Shinto is the religion indigenous to Japan and its rituals play a big part in everyday life. Unlike the majority of religions the Shinto religion has no official scripture. Japanese people who practice Shinto often don’t refer to it as a religion, but as an aspect of Japanese life with rituals. Unlike religions like Christianity or Islam, it has not one, but countless gods, or “kami” as they are called in Japanese. Shinto shrines generally demonstrate a harmony and closeness to nature as this is one of the pillar’s of the religion. Shrines are often found in areas with old trees reaching up to the skies. This gives the visitor a feeling that there is something ancient lurking there that can’t truly be explained.
One of the most significant spiritual power spots within the Shinto movement is the Togakushi Shrine. A visit to Togakushi is highly recommended to those who would like to see one of Japan’s most mysterious places. The Togakushi Shrine comprises of three shrines named Hoko-sha, Chu-sha and Okusha.
The most interesting shrine is Okusha due to the towering Japanese cedars leading the way to the shrine. The path of cedars is such an awe-inspiring sight that for many people it the main reason to come to this shrine.

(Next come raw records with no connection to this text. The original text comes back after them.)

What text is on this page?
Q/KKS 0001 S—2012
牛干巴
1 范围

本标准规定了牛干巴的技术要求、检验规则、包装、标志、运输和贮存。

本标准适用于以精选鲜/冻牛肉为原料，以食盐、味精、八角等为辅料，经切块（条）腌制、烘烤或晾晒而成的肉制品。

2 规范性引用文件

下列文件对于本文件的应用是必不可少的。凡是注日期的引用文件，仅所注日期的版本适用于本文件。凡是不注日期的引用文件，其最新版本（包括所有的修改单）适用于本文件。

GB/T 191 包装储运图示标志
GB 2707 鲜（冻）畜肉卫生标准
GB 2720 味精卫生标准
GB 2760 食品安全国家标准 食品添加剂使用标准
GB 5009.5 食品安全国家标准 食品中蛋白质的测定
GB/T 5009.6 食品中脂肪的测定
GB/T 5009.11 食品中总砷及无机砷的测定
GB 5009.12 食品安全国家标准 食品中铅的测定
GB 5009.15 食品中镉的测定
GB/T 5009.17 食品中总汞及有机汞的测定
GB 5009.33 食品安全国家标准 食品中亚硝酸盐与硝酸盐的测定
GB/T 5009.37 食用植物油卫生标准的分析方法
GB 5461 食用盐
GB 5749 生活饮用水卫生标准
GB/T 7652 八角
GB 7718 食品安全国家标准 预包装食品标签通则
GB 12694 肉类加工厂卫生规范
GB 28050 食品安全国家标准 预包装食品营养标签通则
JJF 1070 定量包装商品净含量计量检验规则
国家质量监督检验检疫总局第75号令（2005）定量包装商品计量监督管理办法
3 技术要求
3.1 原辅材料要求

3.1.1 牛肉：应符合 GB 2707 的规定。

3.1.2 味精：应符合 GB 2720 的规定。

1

At the end of the cedar path you will find Okusha, hidden away in the legendary mountain area that is said to be made out of a door. The door was flung all the way from the middle of Kyushu in southern Japan. The myth goes that Amaterasu, the goddess of the sun, hid in a cave to repent for her brother’s evil doings. The world was said to have gone completely dark and people began to despair that the light would never return. Other kami thought of a scheme to lure the sun goddess back outside by holding a festival. Amaterasu heard the joyous sounds of the festivities and opened the door of the cave to take a peek. One god saw this happening and ripped the door of the seams to throw it all the way to Nagano Prefecture where it formed the Togakushi mountains. This is how Togakushi got its name, “to” means door and “gakushi” comes from “kakusu” which means to hide away, the door behind which Amaterasu was hiding. The kami that is enshrined in Okusha is the one who threw the stone door.